Monday, December 1, 2014
In defense of college
Some universities have convocation ceremonies, literally a "calling together" ceremony, to mark the start of the new school year. It is a commencement in the sense that students are about to commence a new chapter in their lives.
The speeches at any of these events are rarely memorable, but several years ago I heard a provost speak at the beginning of the school year and reminded students that college is not a parenthetic in life. It's easy to think of college as a sort of bridge between high school and "real" life. But in Dr. Anderson's speech, she encouraged students to see their experiences in college as stepping stones through higher education, and to strive to recognize all of the disparate opportunities for learning they were about to encounter. Some of those stones are a bit wobbly, requiring a bit more concentration and balance, while others are more firmly set and make the learning or life-experience transaction less difficult.
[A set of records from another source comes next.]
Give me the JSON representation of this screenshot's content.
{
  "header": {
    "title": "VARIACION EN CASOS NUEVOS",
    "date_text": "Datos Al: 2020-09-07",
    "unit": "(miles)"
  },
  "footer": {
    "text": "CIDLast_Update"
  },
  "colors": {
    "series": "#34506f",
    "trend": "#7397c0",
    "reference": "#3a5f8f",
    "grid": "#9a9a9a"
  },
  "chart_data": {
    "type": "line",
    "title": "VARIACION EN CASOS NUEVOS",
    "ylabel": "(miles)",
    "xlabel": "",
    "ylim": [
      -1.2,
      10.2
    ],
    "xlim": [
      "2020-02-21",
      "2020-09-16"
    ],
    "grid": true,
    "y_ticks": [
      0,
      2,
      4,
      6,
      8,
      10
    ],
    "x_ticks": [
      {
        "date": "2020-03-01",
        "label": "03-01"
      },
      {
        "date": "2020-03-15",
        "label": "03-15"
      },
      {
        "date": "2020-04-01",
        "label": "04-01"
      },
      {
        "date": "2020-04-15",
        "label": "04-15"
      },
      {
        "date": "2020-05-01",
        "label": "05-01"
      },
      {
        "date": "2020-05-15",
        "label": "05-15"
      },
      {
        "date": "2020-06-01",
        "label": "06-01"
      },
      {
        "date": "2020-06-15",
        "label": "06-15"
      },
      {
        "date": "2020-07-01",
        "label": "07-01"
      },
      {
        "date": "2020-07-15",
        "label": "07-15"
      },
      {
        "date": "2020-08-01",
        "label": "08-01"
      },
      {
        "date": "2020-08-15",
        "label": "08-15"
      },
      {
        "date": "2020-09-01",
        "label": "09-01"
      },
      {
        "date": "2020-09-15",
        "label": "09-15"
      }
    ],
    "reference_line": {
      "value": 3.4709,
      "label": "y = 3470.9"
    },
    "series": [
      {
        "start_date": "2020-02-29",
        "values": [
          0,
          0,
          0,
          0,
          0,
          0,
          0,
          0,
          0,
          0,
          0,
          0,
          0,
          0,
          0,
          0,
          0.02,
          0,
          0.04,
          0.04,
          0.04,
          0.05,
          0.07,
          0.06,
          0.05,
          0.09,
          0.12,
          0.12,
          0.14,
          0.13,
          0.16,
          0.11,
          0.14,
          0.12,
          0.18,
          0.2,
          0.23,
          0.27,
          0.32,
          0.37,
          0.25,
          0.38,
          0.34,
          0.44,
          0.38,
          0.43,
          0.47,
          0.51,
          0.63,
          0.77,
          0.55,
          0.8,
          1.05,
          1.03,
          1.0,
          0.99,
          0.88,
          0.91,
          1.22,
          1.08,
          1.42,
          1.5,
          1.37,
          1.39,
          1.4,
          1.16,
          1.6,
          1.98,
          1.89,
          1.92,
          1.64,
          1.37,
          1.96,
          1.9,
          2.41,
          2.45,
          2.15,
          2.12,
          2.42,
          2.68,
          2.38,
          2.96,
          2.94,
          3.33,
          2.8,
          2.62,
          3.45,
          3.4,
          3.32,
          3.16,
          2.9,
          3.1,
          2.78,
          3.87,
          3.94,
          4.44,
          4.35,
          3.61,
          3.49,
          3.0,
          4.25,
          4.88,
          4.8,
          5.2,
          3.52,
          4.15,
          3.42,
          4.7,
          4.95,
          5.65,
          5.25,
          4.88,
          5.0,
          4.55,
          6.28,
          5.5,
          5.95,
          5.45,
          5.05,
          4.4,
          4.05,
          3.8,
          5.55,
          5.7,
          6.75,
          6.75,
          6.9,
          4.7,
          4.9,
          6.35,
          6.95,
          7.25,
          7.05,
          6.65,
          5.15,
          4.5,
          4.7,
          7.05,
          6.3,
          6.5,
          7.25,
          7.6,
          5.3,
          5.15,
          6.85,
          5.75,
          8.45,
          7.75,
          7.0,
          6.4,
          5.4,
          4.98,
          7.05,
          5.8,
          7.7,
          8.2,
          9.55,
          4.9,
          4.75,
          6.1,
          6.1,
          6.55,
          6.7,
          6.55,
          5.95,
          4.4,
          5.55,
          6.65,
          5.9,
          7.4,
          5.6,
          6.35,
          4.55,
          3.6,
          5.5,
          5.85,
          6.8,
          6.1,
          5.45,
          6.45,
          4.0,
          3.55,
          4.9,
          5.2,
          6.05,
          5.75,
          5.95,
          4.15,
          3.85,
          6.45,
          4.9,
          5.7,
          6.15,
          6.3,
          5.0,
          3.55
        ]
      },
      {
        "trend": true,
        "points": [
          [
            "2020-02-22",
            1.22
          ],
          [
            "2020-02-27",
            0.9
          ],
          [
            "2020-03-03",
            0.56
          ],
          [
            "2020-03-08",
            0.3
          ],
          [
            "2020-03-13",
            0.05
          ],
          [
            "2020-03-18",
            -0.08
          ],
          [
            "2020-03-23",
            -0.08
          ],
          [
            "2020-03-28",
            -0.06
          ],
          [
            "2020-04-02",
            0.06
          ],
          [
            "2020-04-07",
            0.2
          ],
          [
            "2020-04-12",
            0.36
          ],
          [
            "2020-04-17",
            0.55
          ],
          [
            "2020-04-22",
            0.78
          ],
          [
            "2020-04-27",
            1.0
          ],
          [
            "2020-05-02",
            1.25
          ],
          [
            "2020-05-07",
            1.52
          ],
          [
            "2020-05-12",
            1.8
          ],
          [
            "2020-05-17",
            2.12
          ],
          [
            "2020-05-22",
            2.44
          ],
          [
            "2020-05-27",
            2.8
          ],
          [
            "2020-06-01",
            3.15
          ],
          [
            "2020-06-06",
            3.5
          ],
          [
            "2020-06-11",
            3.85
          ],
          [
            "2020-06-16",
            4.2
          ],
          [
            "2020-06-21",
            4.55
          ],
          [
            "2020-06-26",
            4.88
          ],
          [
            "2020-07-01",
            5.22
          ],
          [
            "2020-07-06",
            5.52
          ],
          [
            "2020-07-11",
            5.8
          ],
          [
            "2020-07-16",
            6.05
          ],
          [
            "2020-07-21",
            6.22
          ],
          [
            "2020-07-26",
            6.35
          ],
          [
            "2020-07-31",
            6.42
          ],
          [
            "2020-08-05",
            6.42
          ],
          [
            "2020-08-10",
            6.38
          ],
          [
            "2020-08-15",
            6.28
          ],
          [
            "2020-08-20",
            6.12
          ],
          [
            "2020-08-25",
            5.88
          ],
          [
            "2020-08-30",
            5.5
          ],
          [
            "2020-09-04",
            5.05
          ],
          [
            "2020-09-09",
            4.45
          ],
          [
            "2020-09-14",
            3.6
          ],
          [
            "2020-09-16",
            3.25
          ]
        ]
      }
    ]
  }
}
The Washington Post piece "In defense of college" prompted the reminiscence of that speech and what many of my colleagues and I sought to inculcate in our students. College is not just about the curriculum and the courses; it's not just about grades and GPAs. College is more than study skills and exam-taking skills. It's even more than problem-solving and critical thinking skills. As Vivek Wadhwa notes, college "also teaches students how to interact and work with others, make compromises, deal with rejection and failure, and learn."
Students learn who they are and what they believe. They begin to figure out what's important to them, what they value most and where they won't compromise. They begin to discover qualities of themselves and they begin to make decisions about how to use their strengths and how to mitigate their weaknesses.
I don't want a discussion of the value of higher education to get sidetracked by the ridiculous amount of student debt; however, students too often don't learn how to manage their finances, and students and their families have no clear idea of the implications of their student loans. As a college professor who taught at a relatively expensive school, I'd often advise students to go to a local or community college for their general education requirements rather than starting to build a mountain of debt. The Admissions office wasn't always happy with me, but it made sense to recruit students who could and would stay rather than get them into school for their freshman year, load them up with debt, and then stand by helplessly as they're forced to drop out for financial reasons. In my opinion, that's just dumb and borders on unethical.
Anyway, I think it's possible for many people to be successful without going to college. But I agree with Mr. Wadhwa that there are opportunities at most universities that students simply will not be able to match if they do not go to college. Having said that, I think students need to be judicious when they start to research colleges and universities. I get being loyal and following the family legacy, but I also think that making a decision about a college is one of the first major decisions a student can make about deciding who they are and what they think they want to become. Perhaps not life-altering, but certainly an important stone as they navigate through their collegiate experience.